Le molle del governo del popolo in regime rivoluzionario sono la virtù e il terrore. Il terrore senza virtù è assassinio, la virtù senza terrore è impotente.

(Massimiliano Robespierre)

 

Sono almeno 250 anni che si sente echeggiare nelle nostre lande il grido “Facciamo come in Francia!”.

“O Franza o Spagna, purché se magna” si sentiva invece dire qualche secolo prima, ma quella è un’altra storia.

Ad ogni modo, questo accadeva nelle Francia di 229 anni fa:

…ognuno deve portare sempre con sé il cosiddetto documento del cittadino (certificat de civisme), foglio che attesta dei suoi sentimenti repubblicani e vien rilasciato soltanto con l’assenso del Comitato giacobino locale e dopo un attento esame sostenuto davanti al Consiglio generale della Comune. Oltre alla polizia e agli altri rappresentanti dell’autorità, ogni cittadino ha il diritto di richiedere detto documento a una persona apparentemente sospetta e di farla arrestare qualora questa non possa presentarlo. Agli ex aristocratici il documento non è consegnato, per principio; gli altri lo ottengono soltanto se dimostrano la loro partecipazione attiva alla causa repubblicana o producono una raccomandazione di persona influente.

Il nominato documento protegge dapprima contro la diffidenza dei concittadini e contro la curiosità della polizia, diventa poi indispensabile per le varie esigenze della vita quotidiana: esso deve essere esibito per poter acquistare il pane e altri generi alimentari controllati e razionati dallo Stato. Diventa in ultimo l’unico mezzo di difesa della sicurezza personale, poiché la famosa legge dei sospetti dà alle autorità piena facoltà di arrestare e di condurre davanti al pubblico ministero tutti coloro che non sono provvisti di questo foglio. A farla breve, chi non ha il documento del cittadino è assolutamente privo di qualsiasi diritto: per poterlo ottenere bisogna che sia raccomandato dai Giacobini o che vada a genio a ogni singolo membro del Comitato di sorveglianza.

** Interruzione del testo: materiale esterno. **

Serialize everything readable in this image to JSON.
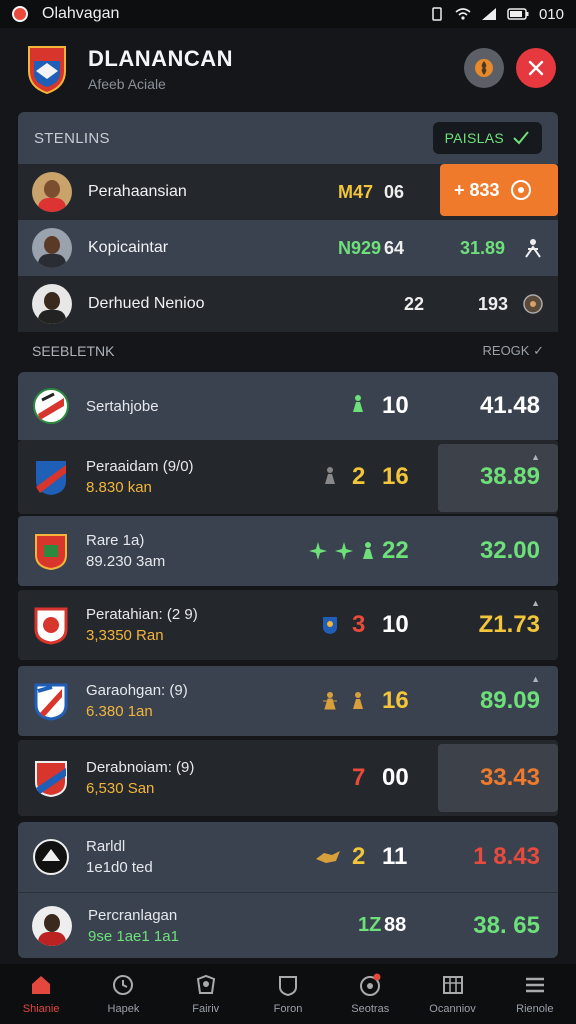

Il passo (tratto da Robespierre di Friedrich Sieburg, Milano, Longanesi, 1968)  descrive lo stato delle cose dopo la promulgazione della famigerata “Legge dei sospetti” del 17 settembre 1793. Sostituendo il “certificat de civisme” con il “Green Pass”, la “causa repubblicana” con il “vaccino” e la burocrazia giacobina con quella sanitaria (le ASL in luogo dei comitati di sorveglianza) si ha un quadro nitido e rappresentativo dell’Italia di oggi.  Il complesso di inferiorità verso i cugini transalpini si è dunque risolto in questo omaggio tributato loro dal nostro paese a distanza di oltre 200 anni. Tutto questo in attesa di importare anche da noi il “macronismo” e dopo che i voraci cugini hanno allungato i loro rapaci artigli neocoloniali sulla nostra agonizzante economia.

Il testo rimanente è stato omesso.